Delegado afastado por Alexandre tem histórico de métodos “criativos”

O delegado Felipe Alcântara Leal foi afastado pelo ministro Alexandre de Moraes, do STF, da condução das investigações que apuram se o presidente Jair Bolsonaro interferiu na Polícia Federal.

Reprodução

Em sua decisão, o ministro apontou que o delegado solicitou informações sobre fatos que nada têm a ver com a apuração em curso.
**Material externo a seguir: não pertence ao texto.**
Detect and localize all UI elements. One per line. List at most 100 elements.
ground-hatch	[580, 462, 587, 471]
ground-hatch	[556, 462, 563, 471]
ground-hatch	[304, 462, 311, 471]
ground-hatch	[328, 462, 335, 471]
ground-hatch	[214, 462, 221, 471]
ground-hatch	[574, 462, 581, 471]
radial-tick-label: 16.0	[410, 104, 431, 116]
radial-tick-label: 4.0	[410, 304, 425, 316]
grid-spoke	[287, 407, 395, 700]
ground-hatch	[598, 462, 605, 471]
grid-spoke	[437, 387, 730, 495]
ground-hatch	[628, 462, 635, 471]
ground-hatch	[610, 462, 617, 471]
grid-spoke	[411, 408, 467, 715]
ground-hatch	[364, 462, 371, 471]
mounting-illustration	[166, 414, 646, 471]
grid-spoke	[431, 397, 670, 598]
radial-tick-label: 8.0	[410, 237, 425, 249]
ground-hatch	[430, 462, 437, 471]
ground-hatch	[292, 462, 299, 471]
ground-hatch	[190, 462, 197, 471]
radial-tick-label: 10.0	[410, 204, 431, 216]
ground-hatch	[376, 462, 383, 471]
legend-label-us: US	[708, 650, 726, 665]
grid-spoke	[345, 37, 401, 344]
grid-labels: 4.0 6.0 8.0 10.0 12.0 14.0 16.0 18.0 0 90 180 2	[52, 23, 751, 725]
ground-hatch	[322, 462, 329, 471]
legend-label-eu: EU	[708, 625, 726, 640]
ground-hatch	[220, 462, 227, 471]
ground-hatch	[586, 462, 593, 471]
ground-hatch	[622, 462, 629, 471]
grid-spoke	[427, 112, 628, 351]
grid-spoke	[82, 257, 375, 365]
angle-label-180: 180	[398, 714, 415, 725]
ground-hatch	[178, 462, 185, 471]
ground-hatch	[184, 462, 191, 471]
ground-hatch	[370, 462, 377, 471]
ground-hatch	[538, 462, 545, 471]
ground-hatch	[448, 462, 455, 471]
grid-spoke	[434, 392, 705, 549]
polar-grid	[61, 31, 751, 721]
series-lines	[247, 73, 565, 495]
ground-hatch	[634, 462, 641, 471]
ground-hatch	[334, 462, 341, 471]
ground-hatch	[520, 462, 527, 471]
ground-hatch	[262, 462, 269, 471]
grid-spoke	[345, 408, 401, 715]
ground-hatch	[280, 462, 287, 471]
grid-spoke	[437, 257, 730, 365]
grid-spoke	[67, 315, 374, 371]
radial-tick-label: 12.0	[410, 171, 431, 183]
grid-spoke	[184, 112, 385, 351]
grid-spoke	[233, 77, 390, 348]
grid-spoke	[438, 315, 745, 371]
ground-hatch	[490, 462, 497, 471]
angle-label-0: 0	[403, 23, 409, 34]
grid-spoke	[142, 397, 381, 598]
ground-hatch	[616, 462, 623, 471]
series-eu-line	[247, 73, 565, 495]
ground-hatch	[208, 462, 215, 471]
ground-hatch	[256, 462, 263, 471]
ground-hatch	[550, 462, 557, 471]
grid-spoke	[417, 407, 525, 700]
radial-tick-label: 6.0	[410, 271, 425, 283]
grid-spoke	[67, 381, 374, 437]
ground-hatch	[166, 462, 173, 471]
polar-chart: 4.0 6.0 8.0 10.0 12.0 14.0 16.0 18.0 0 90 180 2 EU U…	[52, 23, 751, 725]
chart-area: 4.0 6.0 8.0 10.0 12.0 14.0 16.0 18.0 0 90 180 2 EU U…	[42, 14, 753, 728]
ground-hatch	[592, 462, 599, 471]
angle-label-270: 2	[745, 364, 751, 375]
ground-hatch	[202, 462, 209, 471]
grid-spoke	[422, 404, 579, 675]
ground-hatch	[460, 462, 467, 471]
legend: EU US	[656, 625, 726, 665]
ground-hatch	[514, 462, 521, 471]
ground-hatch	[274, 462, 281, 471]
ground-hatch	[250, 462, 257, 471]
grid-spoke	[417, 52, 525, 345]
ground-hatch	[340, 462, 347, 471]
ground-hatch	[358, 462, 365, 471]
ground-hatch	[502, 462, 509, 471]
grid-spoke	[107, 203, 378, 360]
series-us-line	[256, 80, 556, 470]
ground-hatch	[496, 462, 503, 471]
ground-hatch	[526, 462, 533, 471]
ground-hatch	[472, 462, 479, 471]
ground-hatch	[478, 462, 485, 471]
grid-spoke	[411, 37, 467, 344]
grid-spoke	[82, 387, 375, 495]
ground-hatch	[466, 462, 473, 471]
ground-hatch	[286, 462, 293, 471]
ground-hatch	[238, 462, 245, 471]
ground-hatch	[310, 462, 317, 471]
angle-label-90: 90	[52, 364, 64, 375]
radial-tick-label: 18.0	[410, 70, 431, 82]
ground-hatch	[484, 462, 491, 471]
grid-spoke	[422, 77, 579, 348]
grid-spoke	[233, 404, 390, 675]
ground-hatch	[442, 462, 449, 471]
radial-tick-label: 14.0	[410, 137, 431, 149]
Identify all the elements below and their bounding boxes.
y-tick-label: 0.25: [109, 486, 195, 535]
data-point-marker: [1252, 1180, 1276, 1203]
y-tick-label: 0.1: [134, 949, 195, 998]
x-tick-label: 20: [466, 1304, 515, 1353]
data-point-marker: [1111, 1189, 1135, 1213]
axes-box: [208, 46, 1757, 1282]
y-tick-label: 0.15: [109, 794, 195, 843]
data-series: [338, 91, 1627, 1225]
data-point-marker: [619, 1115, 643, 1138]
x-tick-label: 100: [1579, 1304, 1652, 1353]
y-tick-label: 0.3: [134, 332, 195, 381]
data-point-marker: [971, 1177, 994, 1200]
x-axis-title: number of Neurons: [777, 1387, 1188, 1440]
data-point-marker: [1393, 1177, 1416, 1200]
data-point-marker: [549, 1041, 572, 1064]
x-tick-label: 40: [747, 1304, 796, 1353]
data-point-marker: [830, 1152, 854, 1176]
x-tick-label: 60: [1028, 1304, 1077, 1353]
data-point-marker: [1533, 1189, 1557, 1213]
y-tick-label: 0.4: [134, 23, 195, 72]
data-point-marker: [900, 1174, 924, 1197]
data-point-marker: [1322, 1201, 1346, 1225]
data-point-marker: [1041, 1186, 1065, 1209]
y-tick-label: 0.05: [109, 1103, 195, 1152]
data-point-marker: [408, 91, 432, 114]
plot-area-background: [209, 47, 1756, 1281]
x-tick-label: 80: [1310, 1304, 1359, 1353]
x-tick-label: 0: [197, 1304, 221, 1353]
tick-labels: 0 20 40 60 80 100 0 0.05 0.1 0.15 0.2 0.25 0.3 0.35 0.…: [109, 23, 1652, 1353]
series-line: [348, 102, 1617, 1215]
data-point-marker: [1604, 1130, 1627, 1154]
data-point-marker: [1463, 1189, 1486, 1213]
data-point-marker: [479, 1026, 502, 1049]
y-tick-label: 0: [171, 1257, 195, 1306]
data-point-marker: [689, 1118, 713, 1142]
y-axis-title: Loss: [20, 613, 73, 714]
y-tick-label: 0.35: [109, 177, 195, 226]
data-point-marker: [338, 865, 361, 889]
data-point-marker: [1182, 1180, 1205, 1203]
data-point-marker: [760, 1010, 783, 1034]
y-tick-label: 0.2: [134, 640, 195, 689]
Não é a primeira fez que Felipe Leal se torna notícia pelo método "criativo" de conduzir inquéritos.

Em abril deste ano ele enviou ofício ao Supremo afirmando que não seria possível "presumir" a veracidade das mensagens entre procuradores da "lava jato" obtidas por hackers e apreendidas pela PF. Porém, o Serviço de Perícias em Informática do Instituto Nacional de Criminalística da instituição já havia atestado a veracidade e integridade do material que revelou o conchavo entre procuradores e o ex-juiz Sergio Moro.

Peritos da PF, contudo, apontaram que a interpretação do delegado, ex-chefe do setor de inquéritos que deveria apurar se membros do Ministério Público Federal no Paraná investigaram ilegalmente ministros do Superior Tribunal de Justiça, teria "extrapolado" laudo pericial, ao informar que as mensagens interceptadas pelo hacker Walter Delgatti Neto não eram autênticas.

Na época, a ConJur noticiou a "dobradinha" que Leal fez com o subprocurador-geral da República José Adonis Callou para desobedecer a uma portaria da Procuradoria-Geral da República.

Adonis Callou, fazendo as vezes de advogado dos seus colegas lavajatistas, também decidira interpretar de modo "criativo" a determinação do PGR. Em vez de investigar a conduta de seus pares, perguntou à PF, de forma a induzir a resposta, se "é possível, tecnicamente, atestar a integridade e a cadeia de custódia do material digital no intervalo entre a obtenção original pelos hackers e a apreensão pela Polícia Federal"; e se, "em caso positivo, foi produzido laudo sobre o item anterior em relação ao material que teve como origem membros do Ministério Público Federal".

Experiente em buscar elementos de corroboração em frases soltas de delações premiadas, notinhas de jornal ou denúncias anônimas, o delegado Felipe Leal, nesse caso, esquivou-se diante de obstáculos que considerou instransponíveis. Para ele, verificar se uma calúnia contra um ministro do STJ, combinada numa terça-feira entre os procuradores, foi de fato publicada no dia seguinte, é impossível.

Curiosamente, em 2017 o delegado era menos cético em relação ao uso de mensagens de aplicativos como provas em inquérito. Em manifestação ao Supremo quando a Corte começou a reunir informações para subsidiar o julgamento de duas ações que discutem dispositivos do Marco Civil da Internet e a possibilidade de decisões judiciais impedirem o funcionamento do aplicativo WhatsApp, ele chamou atenção para o uso frequente do aplicativo por criminosos para cometimento de delitos.  Na época, ele afirmou que diversas investigações da PF provavam que ações criminosas são preparadas por meio de aplicativos como o WhatsApp.